Through "Every Child Counts: A symposium dedicated to ending the achievement gap," NYSUT hopes to deepen the understanding of all of the issues, said Kathleen Donahue, a NYSUT vice president.
"We are here to stimulate a dialogue that many have already been trying to have in our communities for several years," Donahue said, adding that Iannuzzi has made ending the gap an organizational priority of the union.
Iannuzzi shares a moment with attendees shortly before taking the stage to deliver opening remarks.
Ask and reflect
Iannuzzi called on those assembled to use the gathering as an opportunity to "ask questions and reflect in ways that we believe will lead to actions addressed at meeting the needs of our nation, our state and, most importantly, our children."
A former fourth-grade teacher, Iannuzzi reflected on some of those children - those who surveys and research deem will be on the "safe" side of the gap and those who end up at-risk, including three of his former students: Jose, Billy and Tyneisha.
"Jose was perhaps one of the brightest boys ever to enter my fourth grade ... but health and psychological issues eventually led to a drug addiction.

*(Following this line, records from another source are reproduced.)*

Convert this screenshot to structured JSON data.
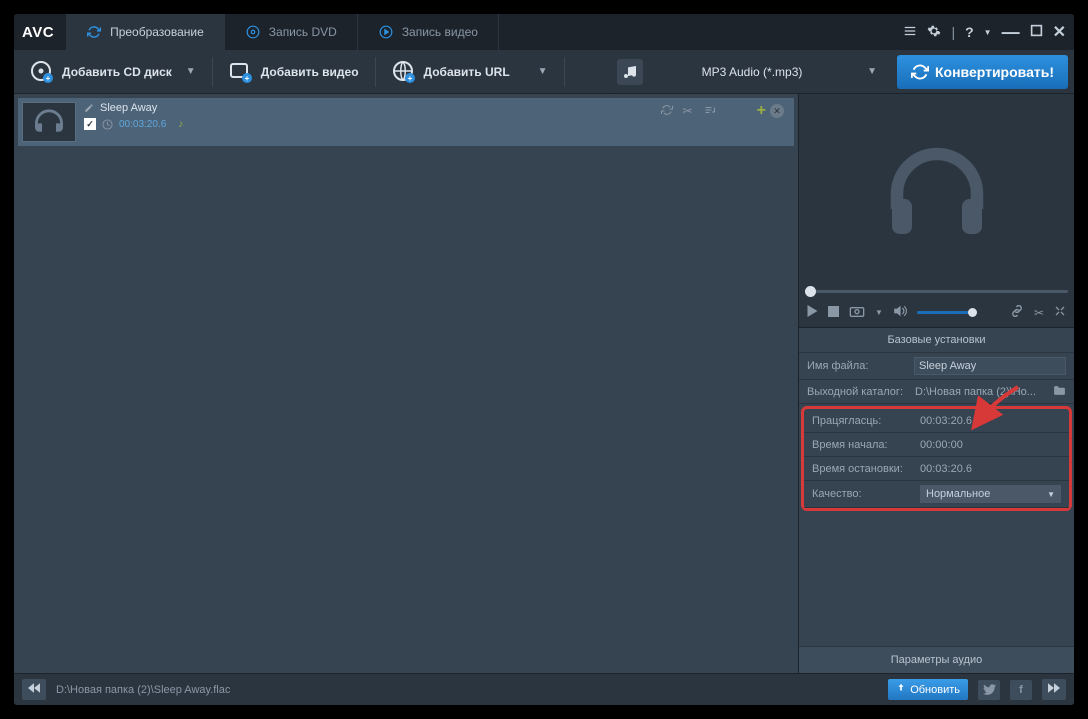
{
  "app": {
    "logo": "AVC"
  },
  "tabs": {
    "convert": "Преобразование",
    "dvd": "Запись DVD",
    "video": "Запись видео"
  },
  "toolbar": {
    "add_cd": "Добавить CD диск",
    "add_video": "Добавить видео",
    "add_url": "Добавить URL",
    "format": "MP3 Audio (*.mp3)",
    "convert": "Конвертировать!"
  },
  "file": {
    "title": "Sleep Away",
    "duration": "00:03:20.6"
  },
  "settings": {
    "header": "Базовые установки",
    "filename_label": "Имя файла:",
    "filename_value": "Sleep Away",
    "outdir_label": "Выходной каталог:",
    "outdir_value": "D:\\Новая папка (2)\\Но...",
    "duration_label": "Працягласць:",
    "duration_value": "00:03:20.6",
    "start_label": "Время начала:",
    "start_value": "00:00:00",
    "stop_label": "Время остановки:",
    "stop_value": "00:03:20.6",
    "quality_label": "Качество:",
    "quality_value": "Нормальное",
    "audio_params": "Параметры аудио"
  },
  "statusbar": {
    "path": "D:\\Новая папка (2)\\Sleep Away.flac",
    "update": "Обновить"
  }
}
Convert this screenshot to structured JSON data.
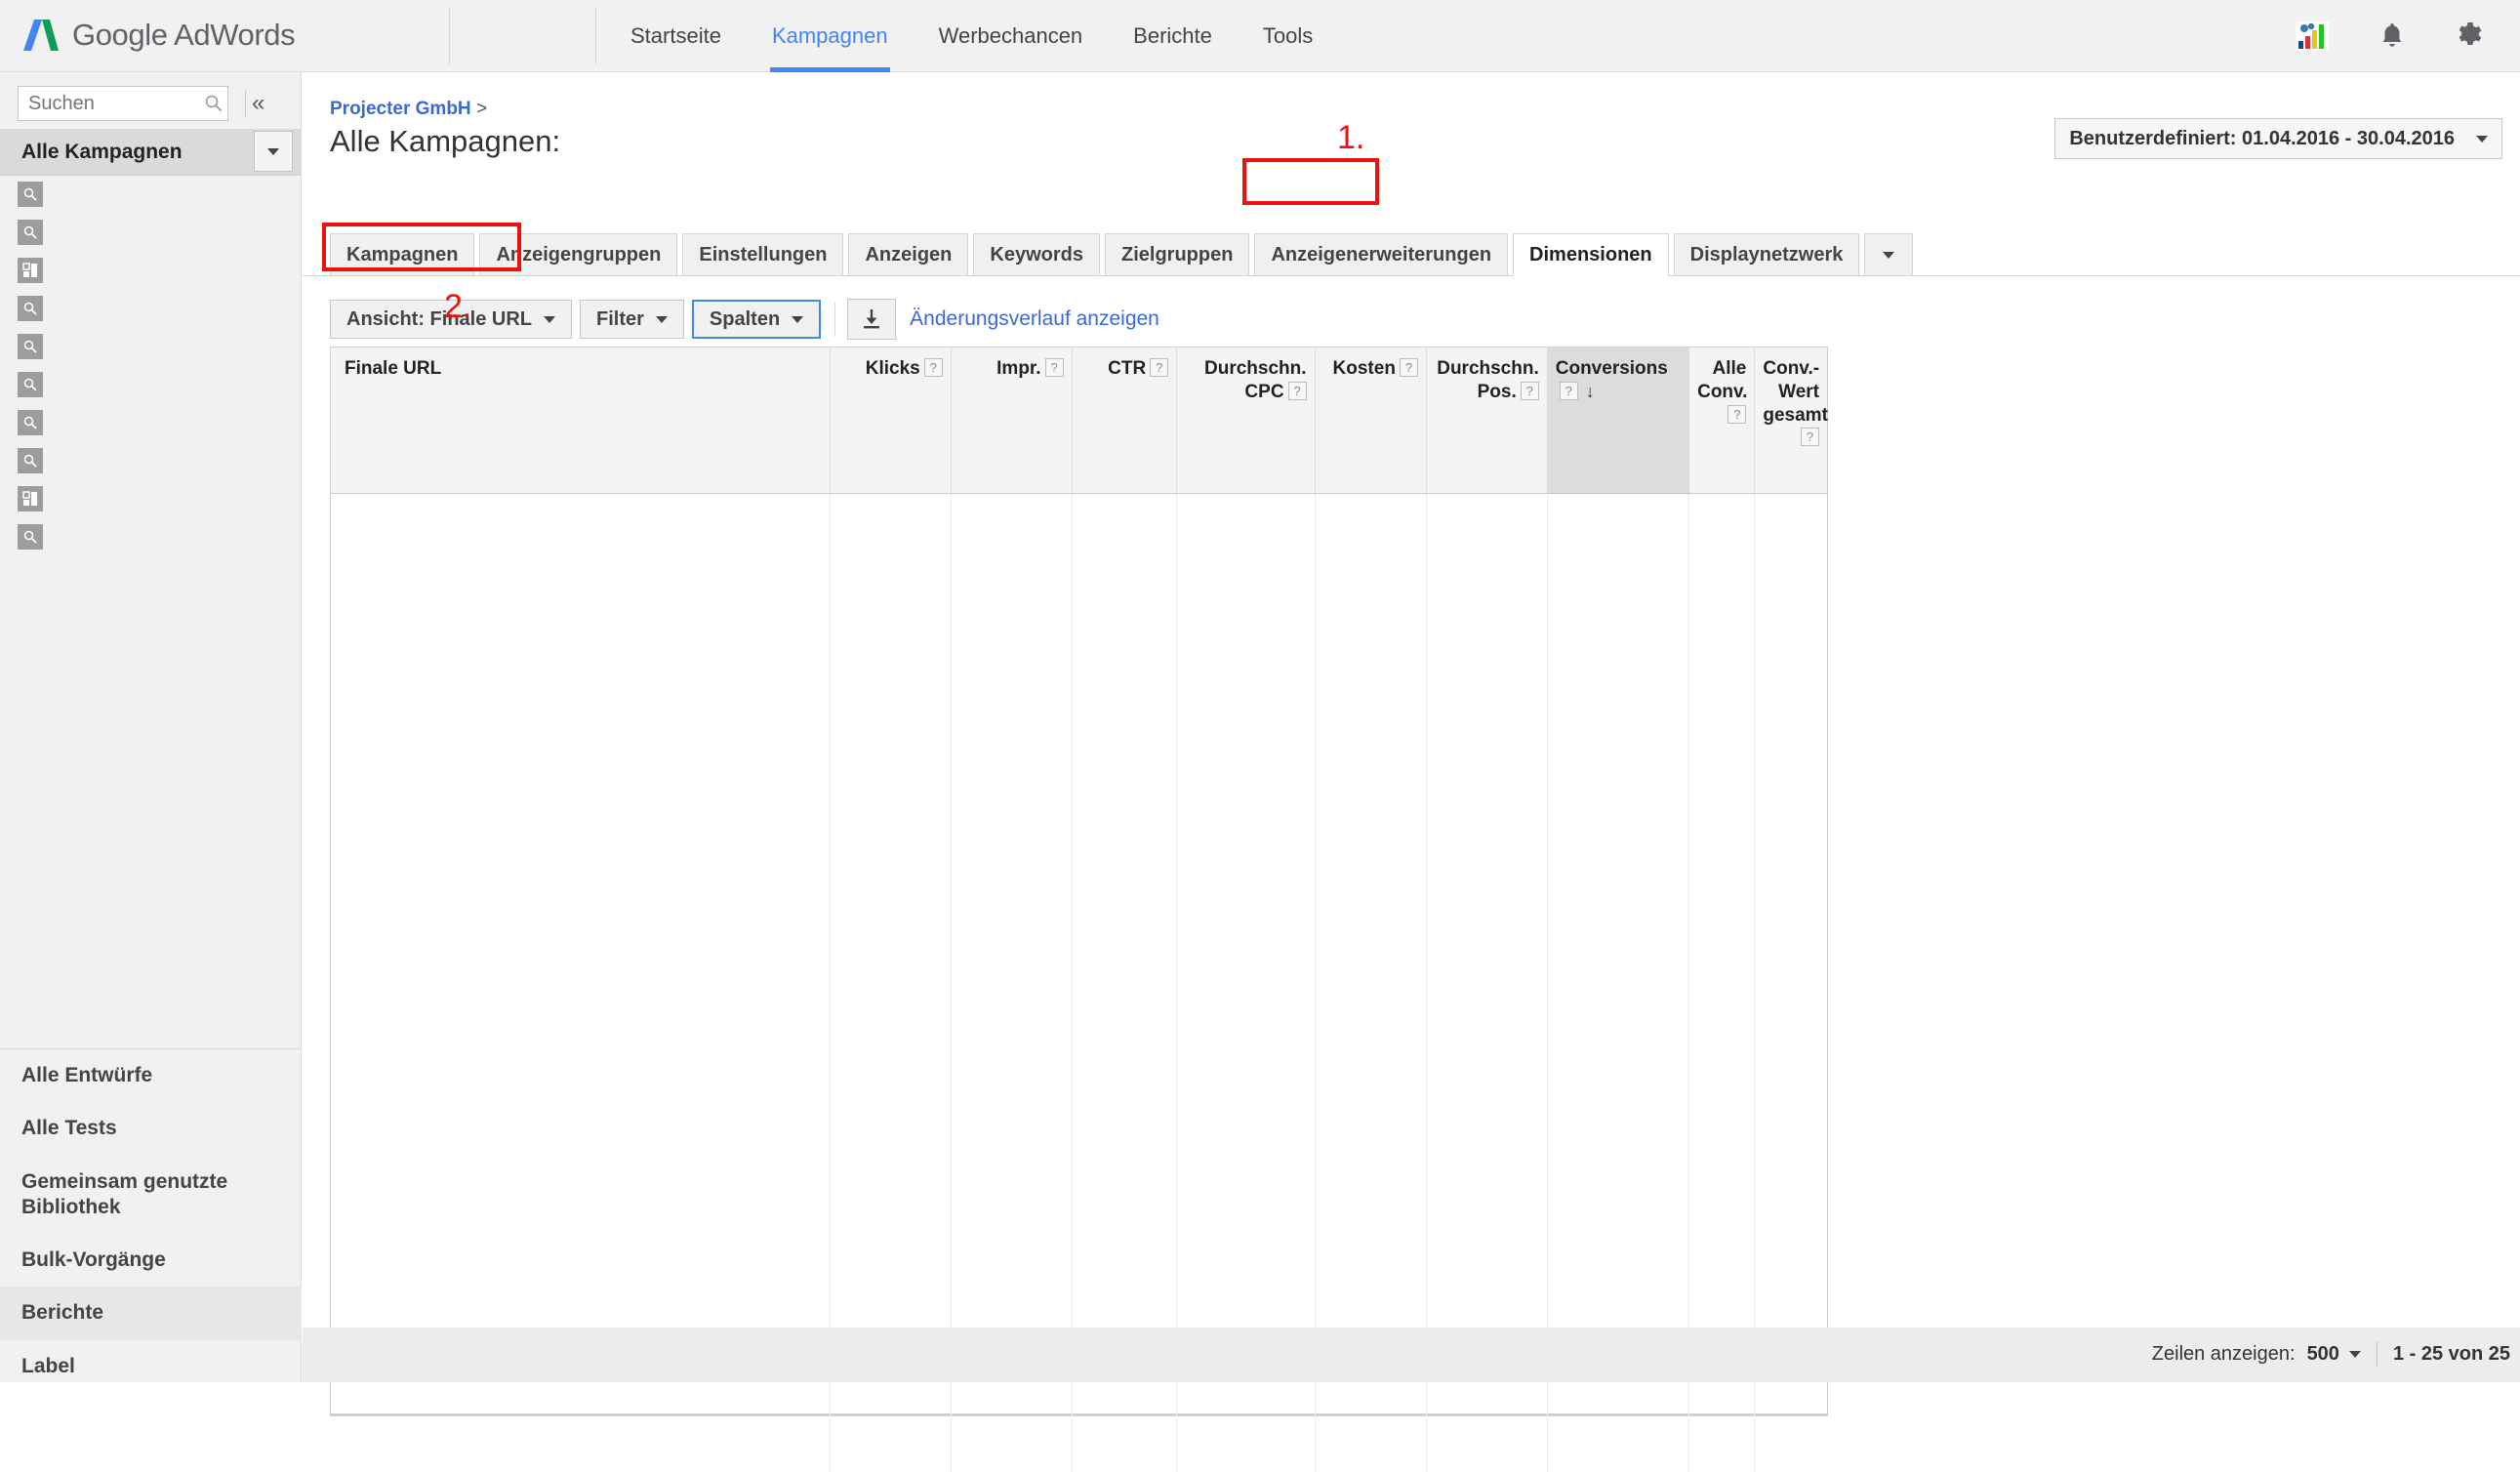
{
  "app": {
    "brand_google": "Google",
    "brand_product": "AdWords",
    "accent_blue": "#4285f4",
    "annotation_red": "#ee1111"
  },
  "topnav": {
    "items": [
      {
        "label": "Startseite",
        "active": false
      },
      {
        "label": "Kampagnen",
        "active": true
      },
      {
        "label": "Werbechancen",
        "active": false
      },
      {
        "label": "Berichte",
        "active": false
      },
      {
        "label": "Tools",
        "active": false
      }
    ],
    "icons": [
      {
        "name": "reports-chart-icon",
        "glyph": "chart"
      },
      {
        "name": "notifications-bell-icon",
        "glyph": "bell"
      },
      {
        "name": "settings-gear-icon",
        "glyph": "gear"
      }
    ]
  },
  "sidebar": {
    "search": {
      "value": "",
      "placeholder": "Suchen",
      "icon": "search-icon"
    },
    "collapse_glyph": "«",
    "account_selector": {
      "label": "Alle Kampagnen",
      "dropdown_glyph": "▼"
    },
    "placeholder_icons": [
      "search-placeholder-icon",
      "search-placeholder-icon",
      "layout-placeholder-icon",
      "search-placeholder-icon",
      "search-placeholder-icon",
      "search-placeholder-icon",
      "search-placeholder-icon",
      "search-placeholder-icon",
      "layout-placeholder-icon",
      "search-placeholder-icon"
    ],
    "links": [
      {
        "label": "Alle Entwürfe",
        "highlighted": false
      },
      {
        "label": "Alle Tests",
        "highlighted": false
      },
      {
        "label": "Gemeinsam genutzte Bibliothek",
        "highlighted": false
      },
      {
        "label": "Bulk-Vorgänge",
        "highlighted": false
      },
      {
        "label": "Berichte",
        "highlighted": true
      },
      {
        "label": "Label",
        "highlighted": false
      }
    ]
  },
  "header": {
    "breadcrumb_account": "Projecter GmbH",
    "breadcrumb_sep": ">",
    "page_title": "Alle Kampagnen:",
    "date_range": "Benutzerdefiniert: 01.04.2016 - 30.04.2016"
  },
  "tabs": [
    {
      "label": "Kampagnen",
      "active": false
    },
    {
      "label": "Anzeigengruppen",
      "active": false
    },
    {
      "label": "Einstellungen",
      "active": false
    },
    {
      "label": "Anzeigen",
      "active": false
    },
    {
      "label": "Keywords",
      "active": false
    },
    {
      "label": "Zielgruppen",
      "active": false
    },
    {
      "label": "Anzeigenerweiterungen",
      "active": false
    },
    {
      "label": "Dimensionen",
      "active": true
    },
    {
      "label": "Displaynetzwerk",
      "active": false
    }
  ],
  "tabs_more_glyph": "▼",
  "toolbar": {
    "view_button": "Ansicht: Finale URL",
    "filter_button": "Filter",
    "columns_button": "Spalten",
    "download_icon": "download-icon",
    "change_history_link": "Änderungsverlauf anzeigen"
  },
  "table": {
    "columns": [
      {
        "label": "Finale URL",
        "help": false,
        "align": "left",
        "sorted": false
      },
      {
        "label": "Klicks",
        "help": true,
        "align": "right",
        "sorted": false
      },
      {
        "label": "Impr.",
        "help": true,
        "align": "right",
        "sorted": false
      },
      {
        "label": "CTR",
        "help": true,
        "align": "right",
        "sorted": false
      },
      {
        "label": "Durchschn. CPC",
        "help": true,
        "align": "right",
        "sorted": false
      },
      {
        "label": "Kosten",
        "help": true,
        "align": "right",
        "sorted": false
      },
      {
        "label": "Durchschn. Pos.",
        "help": true,
        "align": "right",
        "sorted": false
      },
      {
        "label": "Conversions",
        "help": true,
        "align": "left",
        "sorted": true,
        "sort_glyph": "↓"
      },
      {
        "label": "Alle Conv.",
        "help": true,
        "align": "right",
        "sorted": false
      },
      {
        "label": "Conv.-Wert gesamt",
        "help": true,
        "align": "right",
        "sorted": false
      }
    ],
    "rows": [],
    "help_glyph": "?"
  },
  "footer": {
    "rows_label": "Zeilen anzeigen:",
    "rows_value": "500",
    "rows_caret": "▼",
    "range_text": "1 - 25 von 25"
  },
  "annotations": [
    {
      "number": "1.",
      "target": "tab-dimensionen"
    },
    {
      "number": "2.",
      "target": "view-finale-url-button"
    }
  ]
}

Billy found his place in a gang-infested neighborhood and is now in prison where he will likely spend the rest of his life," he said.
Iannuzzi remembered nine-year-old Tyneisha as the personification of young, black and gifted. "She had everything to offer and every hurdle to overcome." Tyneisha was found dead in a dumpster before her 25th birthday.
Those three students and countless others like them are grim reminders of the many factors contributing to the gap, Iannuzzi said. Income, quality health care and skin color -- "with all the discrimination it has brought" -- are a few contrasts between the haves and the have-nots. And though "no one factor has exclusive claim to the gap, poverty is certainly present most consistently."
While much time may be spent reflecting on causes of the gap, Iannuzzi implored those in attendance to take Roosevelt's advice.
"If we all continue to do one thing each day that scares us -- not because we fear the action, but rather because we can only imagine the benefits to all in society - that, in fact, may lead to ending the gap," Iannuzzi said. "If we do that, then our symposium will have been successful. And that scares me for all the right reasons."